Eculizumab, is a recombinant humanized monoclonal antibody directed against C5. The drug shows a high affinity to C5 and when bound remains until the complex of drug-complement is removed from circulation. Blocking complement at this step prevents the genesis of the membrane attack complex and inhibits the release of the inflammatory mediator C5a.

Transfusion may be necessary during episodes of severe hemolysis.
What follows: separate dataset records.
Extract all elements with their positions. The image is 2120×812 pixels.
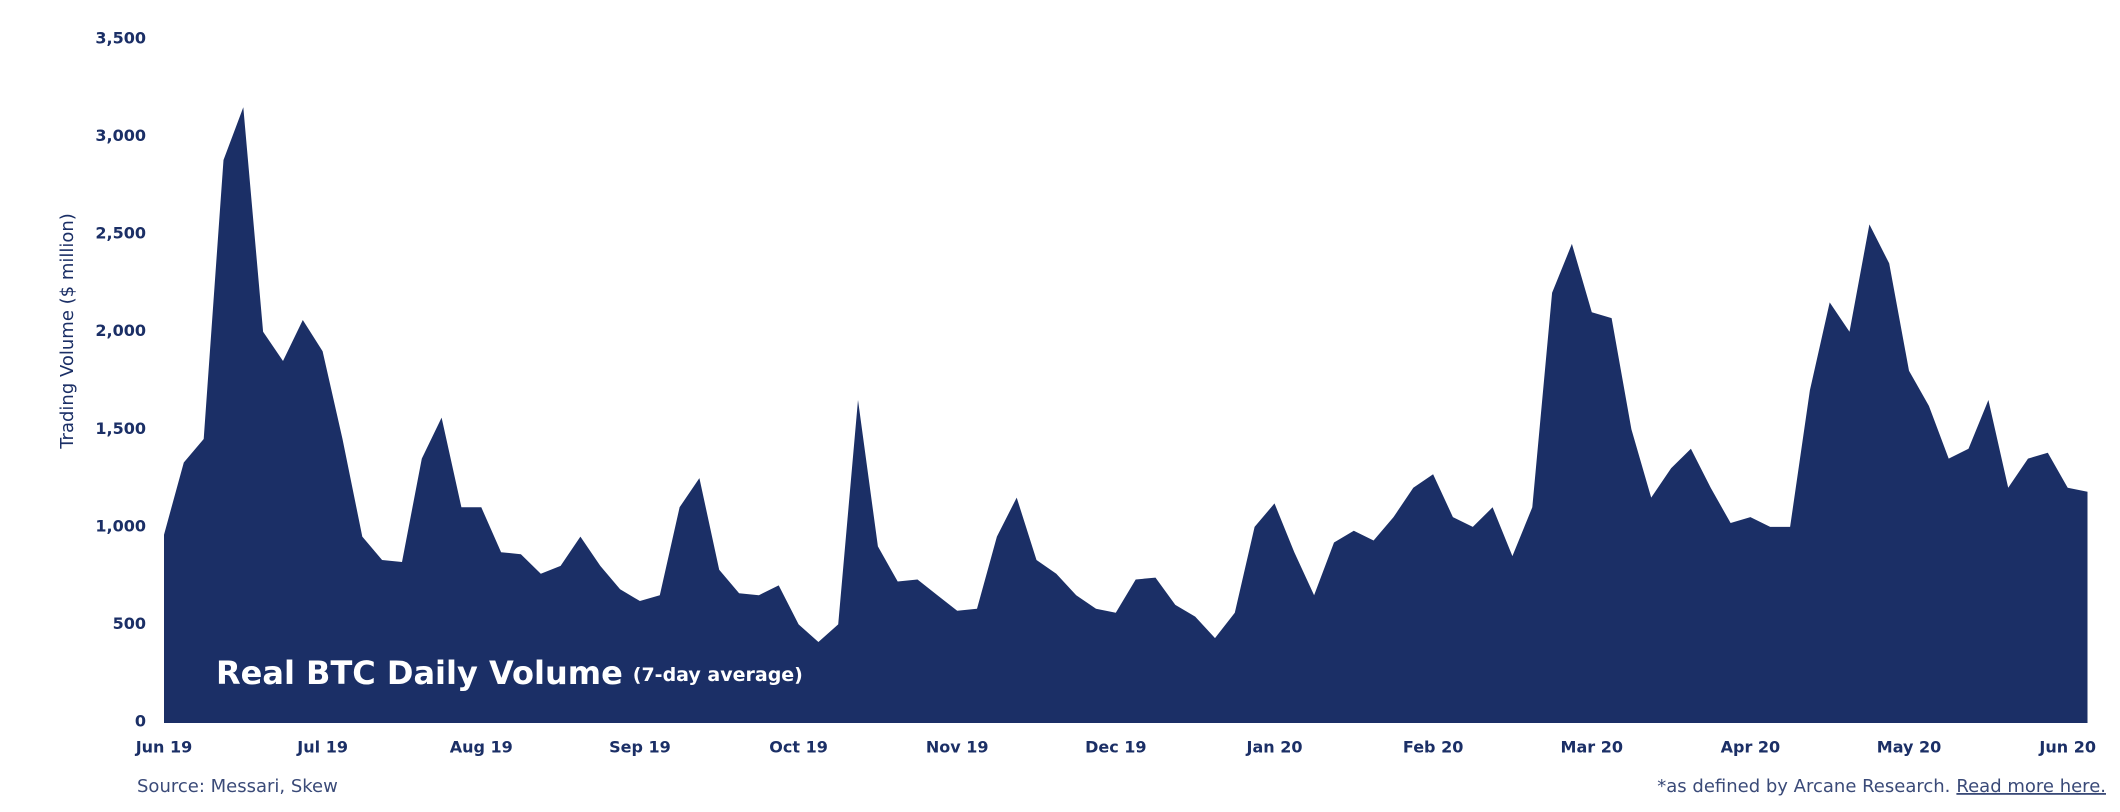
x-tick-label: Oct 19 [769,738,828,757]
y-tick-label: 0 [135,712,146,731]
read-more-link[interactable]: Read more here. [1956,776,2106,797]
y-axis-label: Trading Volume ($ million) [57,213,78,450]
x-tick-label: Jul 19 [296,738,348,757]
x-tick-label: Mar 20 [1561,738,1623,757]
y-tick-label: 1,000 [95,516,146,535]
footnote-text: *as defined by Arcane Research. [1657,776,1950,797]
y-tick-label: 3,000 [95,126,146,145]
y-tick-label: 500 [113,614,146,633]
x-tick-label: Dec 19 [1085,738,1146,757]
source-note: Source: Messari, Skew [137,776,338,797]
x-tick-label: Nov 19 [926,738,989,757]
subtitle-text: (7-day average) [633,664,803,686]
x-tick-label: Sep 19 [609,738,671,757]
y-tick-label: 3,500 [95,29,146,48]
y-tick-label: 1,500 [95,419,146,438]
x-tick-label: Jun 19 [135,738,193,757]
area [164,107,2088,723]
x-tick-label: Aug 19 [450,738,513,757]
x-tick-label: Jun 20 [2038,738,2096,757]
plot-area [164,107,2088,723]
chart-title: Real BTC Daily Volume (7-day average) [216,654,803,692]
x-tick-label: Feb 20 [1403,738,1463,757]
y-tick-label: 2,500 [95,224,146,243]
x-tick-label: Jan 20 [1245,738,1302,757]
footnote: *as defined by Arcane Research. Read more… [1657,776,2106,797]
x-tick-label: May 20 [1877,738,1942,757]
x-tick-label: Apr 20 [1721,738,1781,757]
title-text: Real BTC Daily Volume [216,654,623,692]
y-tick-label: 2,000 [95,321,146,340]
Patients with PNH should be transfused with ABO-specific red blood cells (RBCs), which do not need to be washed. If, ABO specific red cells are not available, group O red blood cells should be washed prior to tranfusion. Red cells should also be leukocyte reduced because recipient antibodies to granulocyte antigens can trigger hemolytic episodes in PNH.